Quantitative Easing and currency war


          Famous Samurai in Battle - Hideyo

A Zero-Sum Game


“Currency war” is ministerial parlance for lowering the value of your nation’s currency so your exports are cheaper and your imports more expensive. That helps domestic growth. It can also drive up inflation—which in the case of deflationary Japan is not such a bad thing. Critics call it a beggar-thy-neighbor policy because trade is a zero-sum game: If one country racks up bigger surpluses, another must run bigger deficits. Competitive devaluation is even blamed by some economists for contributing to the Great Depression.

Quantitative Easing in Japan


The recently-elected Japanese government of Prime Minister Shinzo Abe is trying to end years of chronic deflation and recession by putting the Bank of Japan under pressure to weaken the yen as a way to boost exports. Japan's new government is pressing the Bank of Japan to set a 2% inflation target, double its current objective. Raising inflation makes its currency cheaper, causing the prices on Japanese goods outside the country to fall.

Reactions in Germany


Ms. Merkel echoed in Davos on Thursday the increasing concern in Germany that some countries, notably Japan and the U.S., are using monetary policy as a way to enhance their economic competitiveness.

"I don't want to say that I look toward Japan completely without concern at the moment," she said, adding, "In Germany, we believe that central banks are not there to clean up bad policy decisions and a lack of competitiveness."

The comments were unusually blunt for the typically understated German leader, underscoring concern in Germany that a global currency war would wreak havoc on the world economy jjust as the euro-zone debt crisis appears to have calmed. Germany, the economic motor in Europe, is teetering on the edge of recession.


Under intense pressure from Prime Minister Shinzo Abe, the Bank of Japan (BoJ) announced on Tuesday that it would expand its inflation target from 1 to 2 percent “at the earliest possible time” through an open-ended purchase of bonds and other assets—a policy in line with the US Federal Reserve’s “quantitative easing.”

Reactions in UK


The BoJ decision to expand immediately provoked warnings from Japan’s economic rivals that it could trigger a round of competitive devaluations—a “currency war.” Bank of England Governor Mervyn King said that if other countries followed suit, it would be “hard to be optimistic about how easy it will be to manage the resulting tensions.” Michael Meister, a senior member of Germany’s ruling party, warned that the decision could “create a spiral that hurts us all,” and indicated that Berlin might seek G20 support to pressure Japan to change course.

A new diplomatic posture?


One of the factors in Japan’s ability to weather the economic storm has been its large trade surpluses, but the trade balance turned sharply negative in past two years. In 2012, Japan experienced its largest-ever trade deficit. Exports plunged 5.8 percent overall and by 15.8 percent to China amid sharp tensions over disputed islands in the East China Sea. Imports increased, particularly of energy, in the wake of the Fukushima nuclear disaster and the shutdown of nuclear power plants.
Japan’s inherent economic vulnerabilities are being exposed.
« Today, the right-wing Abe government is pursuing a similarly perilous mixture of nationalist economic policies and militarism—and it is not alone. The Obama administration’s resort to unlimited quantitative easing and its aggressive “pivot to Asia” to contain China have encouraged Abe to fire his own shot in the developing international currency wars, as well as to remilitarize Japan. After a decade of US-led neo-colonial wars in the Middle East and an emerging scramble for Africa, the Japanese ruling class is drawing the conclusion that a strong military is necessary to prosecute their economic and strategic interests. »

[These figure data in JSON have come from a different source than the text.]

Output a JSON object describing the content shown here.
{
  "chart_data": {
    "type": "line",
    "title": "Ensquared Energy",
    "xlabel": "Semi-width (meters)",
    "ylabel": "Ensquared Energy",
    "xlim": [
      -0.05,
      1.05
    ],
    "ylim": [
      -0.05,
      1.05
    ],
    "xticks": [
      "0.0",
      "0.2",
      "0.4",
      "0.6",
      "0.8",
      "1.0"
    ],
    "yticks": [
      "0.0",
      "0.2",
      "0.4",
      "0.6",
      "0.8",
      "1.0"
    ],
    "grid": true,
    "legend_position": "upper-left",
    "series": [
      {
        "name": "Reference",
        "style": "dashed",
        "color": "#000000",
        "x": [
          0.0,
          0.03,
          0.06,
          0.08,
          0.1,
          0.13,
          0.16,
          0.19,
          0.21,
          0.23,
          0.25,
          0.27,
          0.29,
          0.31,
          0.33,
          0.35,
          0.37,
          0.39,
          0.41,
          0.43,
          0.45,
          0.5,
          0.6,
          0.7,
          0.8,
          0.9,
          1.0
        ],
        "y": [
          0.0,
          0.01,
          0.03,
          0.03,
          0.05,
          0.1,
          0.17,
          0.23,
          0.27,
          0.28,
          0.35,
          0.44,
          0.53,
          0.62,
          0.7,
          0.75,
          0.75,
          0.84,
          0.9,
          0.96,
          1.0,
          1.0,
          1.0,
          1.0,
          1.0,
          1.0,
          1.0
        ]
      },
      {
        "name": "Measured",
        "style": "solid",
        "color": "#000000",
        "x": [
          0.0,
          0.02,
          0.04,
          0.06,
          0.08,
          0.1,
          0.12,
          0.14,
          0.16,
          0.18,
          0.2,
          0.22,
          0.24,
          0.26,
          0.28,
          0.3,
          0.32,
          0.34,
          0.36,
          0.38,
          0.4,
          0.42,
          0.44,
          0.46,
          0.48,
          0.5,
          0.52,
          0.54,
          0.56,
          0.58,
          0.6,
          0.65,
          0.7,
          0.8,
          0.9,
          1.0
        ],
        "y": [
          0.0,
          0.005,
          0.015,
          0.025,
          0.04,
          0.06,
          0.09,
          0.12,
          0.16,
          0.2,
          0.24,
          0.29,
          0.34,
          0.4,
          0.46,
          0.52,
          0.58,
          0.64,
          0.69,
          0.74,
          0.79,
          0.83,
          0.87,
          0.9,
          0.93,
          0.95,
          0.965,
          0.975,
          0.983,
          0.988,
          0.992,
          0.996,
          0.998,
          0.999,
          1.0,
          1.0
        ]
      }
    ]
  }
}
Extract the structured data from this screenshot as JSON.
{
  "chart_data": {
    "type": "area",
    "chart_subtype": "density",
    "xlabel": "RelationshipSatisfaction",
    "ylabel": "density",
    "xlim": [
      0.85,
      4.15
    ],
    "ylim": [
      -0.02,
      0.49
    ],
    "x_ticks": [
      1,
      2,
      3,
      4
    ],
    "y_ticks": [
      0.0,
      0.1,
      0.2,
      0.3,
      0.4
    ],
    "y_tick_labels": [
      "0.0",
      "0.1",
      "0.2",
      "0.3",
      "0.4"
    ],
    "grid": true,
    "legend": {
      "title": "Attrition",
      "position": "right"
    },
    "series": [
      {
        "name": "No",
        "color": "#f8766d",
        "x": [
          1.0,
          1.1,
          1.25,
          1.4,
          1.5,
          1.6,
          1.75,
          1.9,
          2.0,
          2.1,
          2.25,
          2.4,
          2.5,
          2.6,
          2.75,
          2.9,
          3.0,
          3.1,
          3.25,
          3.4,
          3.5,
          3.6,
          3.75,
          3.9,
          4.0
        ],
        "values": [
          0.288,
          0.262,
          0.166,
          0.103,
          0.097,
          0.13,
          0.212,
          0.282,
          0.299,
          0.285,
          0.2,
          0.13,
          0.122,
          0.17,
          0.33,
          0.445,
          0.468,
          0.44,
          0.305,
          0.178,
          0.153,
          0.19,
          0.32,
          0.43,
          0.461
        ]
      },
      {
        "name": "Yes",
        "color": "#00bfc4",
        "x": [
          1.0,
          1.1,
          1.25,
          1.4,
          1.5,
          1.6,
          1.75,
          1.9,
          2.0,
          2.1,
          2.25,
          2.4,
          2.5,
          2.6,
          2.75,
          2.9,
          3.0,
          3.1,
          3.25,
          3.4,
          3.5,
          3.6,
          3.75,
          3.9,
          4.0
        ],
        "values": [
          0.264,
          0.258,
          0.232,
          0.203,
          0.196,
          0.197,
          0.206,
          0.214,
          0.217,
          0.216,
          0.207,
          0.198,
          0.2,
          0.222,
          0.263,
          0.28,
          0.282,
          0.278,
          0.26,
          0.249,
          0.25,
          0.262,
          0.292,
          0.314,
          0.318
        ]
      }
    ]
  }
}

Consequences for emerging markets


The world is plunging into a currency war, or so say finance ministers in developing economies from Russia to Thailand. This time around it’s not the U.S. that’s taking the heat. Nor is it China. It’s Japan, whose currency is off nearly 13 percent against the dollar from a late-September high. “Japan is weakening the yen, and other countries may follow,” Alexei Ulyukayev, first deputy chairman of Russia’s central bank, warned on Jan. 16. 

Emerging market economies are especially agitated by Japan’s moves. With interest rates near zero in the U.S., investors have piled into Turkey, Thailand, South Korea, and the Philippines in search of better bond returns. That’s driving their currencies up, and a weaker yen amplifies that trend. Thai Finance Minister Kittiratt Na-Ranong says the baht’s exchange rate is “not at a good level.” South Korean Vice Finance Minister Shin Je Yoon says Korea wants the G-20 talks in Moscow this February to focus on the effects of monetary easing in the U.S., Europe, and Japan.